Hsa_circ_0044907 promotes acute myeloid leukemia progression through upregulating oncogene KIT via sequestering miR-186-5p

Abstract

ABSTRACT Background: It has been reported that circular RNA hsa_circ_0044907 (circ_0044907) expression is overtly elevated in acute myeloid leukemia (AML) patient-derived BMMCs. However, the effect of circ_0044907 on AML progression remains un-clarified. Methods: Expression of circ_0044907 in BM and AML cells were detected with real-time quantitative reverse transcription-polymerase chain reaction (RT-qPCR). Cell viability, proliferation, apoptosis, and cycle progression were determined by 3-(4,5-Dimethylthiazol-2-yl)−2,5-Diphenyltetrazolium Bromide (MTT), 5-ethynyl-2’-deoxyuridine (EDU), and flow cytometry assays. The regulatory mechanism of circ_0044907 was predicted by bioinformatics analysis and validated by dual-luciferase reporter, RNA pull-down, and RNA immunoprecipitation (RIP) assays. In vivo experiments were carried out to verify the function of circ_0044907. Results: Circ_0044907 was overexpressed in AML patient-derived BM and AML cells. Furthermore, circ_0044907 could distinguish AML patients from healthy controls, and high circ_0044907 expression in BM had a poor prognosis for AML patients, implying that circ_0044907 served as a diagnostic and prognostic indicator for AML. Functionally, circ_0044907 silencing reduced cell viability, restrained cell proliferation, arrested cell cycle progression, and induced cell apoptosis in AML cells in vitro.

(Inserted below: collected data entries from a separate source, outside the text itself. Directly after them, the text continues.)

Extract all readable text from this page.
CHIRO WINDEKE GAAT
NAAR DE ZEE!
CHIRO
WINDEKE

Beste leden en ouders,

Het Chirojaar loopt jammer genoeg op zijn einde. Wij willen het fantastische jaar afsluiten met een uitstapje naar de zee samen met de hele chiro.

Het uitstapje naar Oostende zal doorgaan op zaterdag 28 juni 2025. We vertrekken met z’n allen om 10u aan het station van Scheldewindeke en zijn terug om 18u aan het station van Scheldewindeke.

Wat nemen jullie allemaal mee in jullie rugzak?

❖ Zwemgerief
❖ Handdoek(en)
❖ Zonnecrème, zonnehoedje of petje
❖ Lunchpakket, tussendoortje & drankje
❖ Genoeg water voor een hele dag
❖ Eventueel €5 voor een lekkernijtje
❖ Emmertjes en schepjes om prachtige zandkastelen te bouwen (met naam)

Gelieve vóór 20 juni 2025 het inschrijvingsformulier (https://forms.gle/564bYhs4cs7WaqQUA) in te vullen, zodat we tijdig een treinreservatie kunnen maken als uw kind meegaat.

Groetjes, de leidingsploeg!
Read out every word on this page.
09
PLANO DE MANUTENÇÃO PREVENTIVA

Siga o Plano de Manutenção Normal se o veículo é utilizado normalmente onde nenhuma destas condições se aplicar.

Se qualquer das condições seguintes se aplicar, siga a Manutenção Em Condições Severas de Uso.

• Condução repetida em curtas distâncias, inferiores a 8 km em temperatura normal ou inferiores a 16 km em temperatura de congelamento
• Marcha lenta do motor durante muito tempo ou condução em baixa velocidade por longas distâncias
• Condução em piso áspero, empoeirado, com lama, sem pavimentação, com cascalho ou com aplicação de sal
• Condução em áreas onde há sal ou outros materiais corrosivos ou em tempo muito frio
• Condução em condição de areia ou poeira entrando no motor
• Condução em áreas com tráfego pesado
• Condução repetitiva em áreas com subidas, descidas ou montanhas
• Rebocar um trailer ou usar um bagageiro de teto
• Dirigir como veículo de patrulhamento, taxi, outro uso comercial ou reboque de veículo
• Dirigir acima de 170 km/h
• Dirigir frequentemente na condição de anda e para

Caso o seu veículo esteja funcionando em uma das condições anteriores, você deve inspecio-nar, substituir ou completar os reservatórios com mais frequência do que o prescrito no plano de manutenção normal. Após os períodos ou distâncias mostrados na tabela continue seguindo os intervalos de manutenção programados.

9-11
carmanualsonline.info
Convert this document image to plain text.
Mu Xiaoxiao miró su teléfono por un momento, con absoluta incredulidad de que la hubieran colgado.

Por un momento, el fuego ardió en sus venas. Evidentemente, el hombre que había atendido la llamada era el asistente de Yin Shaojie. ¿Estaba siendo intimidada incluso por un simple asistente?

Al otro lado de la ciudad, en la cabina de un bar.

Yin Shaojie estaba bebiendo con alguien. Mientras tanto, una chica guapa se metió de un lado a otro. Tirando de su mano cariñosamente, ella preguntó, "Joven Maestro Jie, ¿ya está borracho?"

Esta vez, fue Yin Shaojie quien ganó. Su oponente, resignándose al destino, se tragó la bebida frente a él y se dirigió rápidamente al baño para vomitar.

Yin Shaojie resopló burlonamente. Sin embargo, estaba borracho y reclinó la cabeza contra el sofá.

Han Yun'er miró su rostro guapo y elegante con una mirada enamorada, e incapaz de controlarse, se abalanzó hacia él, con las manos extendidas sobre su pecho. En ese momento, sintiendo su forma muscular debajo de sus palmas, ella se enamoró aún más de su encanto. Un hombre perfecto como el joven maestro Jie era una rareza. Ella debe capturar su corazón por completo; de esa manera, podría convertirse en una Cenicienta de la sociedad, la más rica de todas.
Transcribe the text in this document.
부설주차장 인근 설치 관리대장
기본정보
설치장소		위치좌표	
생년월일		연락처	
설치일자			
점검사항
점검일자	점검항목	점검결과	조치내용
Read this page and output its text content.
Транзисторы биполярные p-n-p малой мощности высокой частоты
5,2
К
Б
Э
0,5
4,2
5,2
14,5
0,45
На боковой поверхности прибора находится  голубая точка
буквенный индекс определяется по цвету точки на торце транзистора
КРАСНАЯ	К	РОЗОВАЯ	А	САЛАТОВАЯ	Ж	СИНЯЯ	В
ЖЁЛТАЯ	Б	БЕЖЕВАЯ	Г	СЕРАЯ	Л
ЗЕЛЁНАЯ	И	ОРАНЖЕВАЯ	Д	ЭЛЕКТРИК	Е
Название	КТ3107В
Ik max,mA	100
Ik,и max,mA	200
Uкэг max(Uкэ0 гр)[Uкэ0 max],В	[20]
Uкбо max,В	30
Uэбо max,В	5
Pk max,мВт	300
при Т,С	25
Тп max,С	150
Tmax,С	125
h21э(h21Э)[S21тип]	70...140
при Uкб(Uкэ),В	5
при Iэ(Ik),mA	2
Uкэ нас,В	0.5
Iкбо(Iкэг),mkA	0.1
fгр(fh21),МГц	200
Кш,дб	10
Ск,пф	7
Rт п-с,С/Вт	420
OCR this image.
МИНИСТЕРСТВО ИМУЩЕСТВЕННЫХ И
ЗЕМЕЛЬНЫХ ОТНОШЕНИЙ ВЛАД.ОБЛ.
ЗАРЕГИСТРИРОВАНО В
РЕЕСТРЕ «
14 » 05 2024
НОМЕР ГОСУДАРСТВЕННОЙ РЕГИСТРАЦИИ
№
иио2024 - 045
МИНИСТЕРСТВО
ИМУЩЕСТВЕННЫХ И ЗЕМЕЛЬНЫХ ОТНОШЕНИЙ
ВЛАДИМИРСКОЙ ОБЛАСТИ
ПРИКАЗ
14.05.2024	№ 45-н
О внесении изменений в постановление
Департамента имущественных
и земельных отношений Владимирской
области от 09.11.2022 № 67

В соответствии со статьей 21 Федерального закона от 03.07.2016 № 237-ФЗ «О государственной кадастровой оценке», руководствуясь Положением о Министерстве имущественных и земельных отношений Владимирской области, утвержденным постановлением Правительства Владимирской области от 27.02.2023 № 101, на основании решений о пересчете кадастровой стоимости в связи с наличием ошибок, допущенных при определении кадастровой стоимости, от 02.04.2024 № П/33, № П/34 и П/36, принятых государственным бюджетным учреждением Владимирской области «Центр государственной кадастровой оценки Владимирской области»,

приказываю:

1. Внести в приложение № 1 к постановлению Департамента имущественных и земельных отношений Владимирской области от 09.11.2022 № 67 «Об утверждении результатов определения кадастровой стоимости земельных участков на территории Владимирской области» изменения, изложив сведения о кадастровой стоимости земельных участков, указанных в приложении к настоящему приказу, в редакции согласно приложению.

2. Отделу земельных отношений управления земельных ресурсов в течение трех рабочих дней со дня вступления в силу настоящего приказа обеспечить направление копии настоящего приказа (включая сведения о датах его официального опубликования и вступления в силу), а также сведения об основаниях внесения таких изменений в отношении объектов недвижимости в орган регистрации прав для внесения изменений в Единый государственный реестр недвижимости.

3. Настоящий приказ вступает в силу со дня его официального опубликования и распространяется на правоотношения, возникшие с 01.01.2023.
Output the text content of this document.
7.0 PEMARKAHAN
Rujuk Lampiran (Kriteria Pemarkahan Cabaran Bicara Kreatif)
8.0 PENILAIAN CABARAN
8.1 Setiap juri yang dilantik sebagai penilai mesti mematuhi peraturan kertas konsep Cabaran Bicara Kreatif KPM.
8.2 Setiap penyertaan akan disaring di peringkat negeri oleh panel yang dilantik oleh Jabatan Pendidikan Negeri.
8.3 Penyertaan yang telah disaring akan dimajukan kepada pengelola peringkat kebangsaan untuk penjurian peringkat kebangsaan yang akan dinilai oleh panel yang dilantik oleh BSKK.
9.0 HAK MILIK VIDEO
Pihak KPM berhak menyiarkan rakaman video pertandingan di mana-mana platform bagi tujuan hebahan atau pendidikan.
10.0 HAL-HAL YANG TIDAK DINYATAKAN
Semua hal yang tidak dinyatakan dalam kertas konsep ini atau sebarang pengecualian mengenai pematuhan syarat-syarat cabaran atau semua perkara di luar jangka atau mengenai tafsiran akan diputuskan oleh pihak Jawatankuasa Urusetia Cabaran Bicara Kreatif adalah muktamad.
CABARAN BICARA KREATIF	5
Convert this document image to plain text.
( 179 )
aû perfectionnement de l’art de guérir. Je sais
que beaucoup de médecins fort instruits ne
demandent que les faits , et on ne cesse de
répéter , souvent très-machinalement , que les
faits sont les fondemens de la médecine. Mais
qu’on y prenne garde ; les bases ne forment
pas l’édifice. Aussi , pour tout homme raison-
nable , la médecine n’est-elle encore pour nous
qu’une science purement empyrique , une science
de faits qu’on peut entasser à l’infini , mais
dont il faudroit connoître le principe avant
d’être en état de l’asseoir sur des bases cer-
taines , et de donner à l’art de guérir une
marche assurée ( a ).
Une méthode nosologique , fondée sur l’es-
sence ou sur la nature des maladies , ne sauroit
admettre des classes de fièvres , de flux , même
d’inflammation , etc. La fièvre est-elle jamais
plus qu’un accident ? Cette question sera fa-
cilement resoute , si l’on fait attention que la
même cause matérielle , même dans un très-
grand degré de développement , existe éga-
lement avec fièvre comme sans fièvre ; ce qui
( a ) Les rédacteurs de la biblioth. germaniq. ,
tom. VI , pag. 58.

Furthermore, circ_0044907 knockdown decreased AML cell growth in xenograft mouse models. Mechanically, circ_0044907 sponged miR-186-5p to block the inhibiting effect of miR-186-5p on KIT. Silenced miR-186-5p expression weakened circ_0044907 knockdown mediated suppression on AML cell viability, proliferation, and cycle progression. Also, forced KIT expression weakened miR-186-5p upregulation mediated inhibition on AML cell viability, proliferation, and cycle progression. Conclusion: Circ_0044907 absorbed miR-186-5p to block the inhibiting impact of miR-186-5p on KIT, thus promoting AML progression.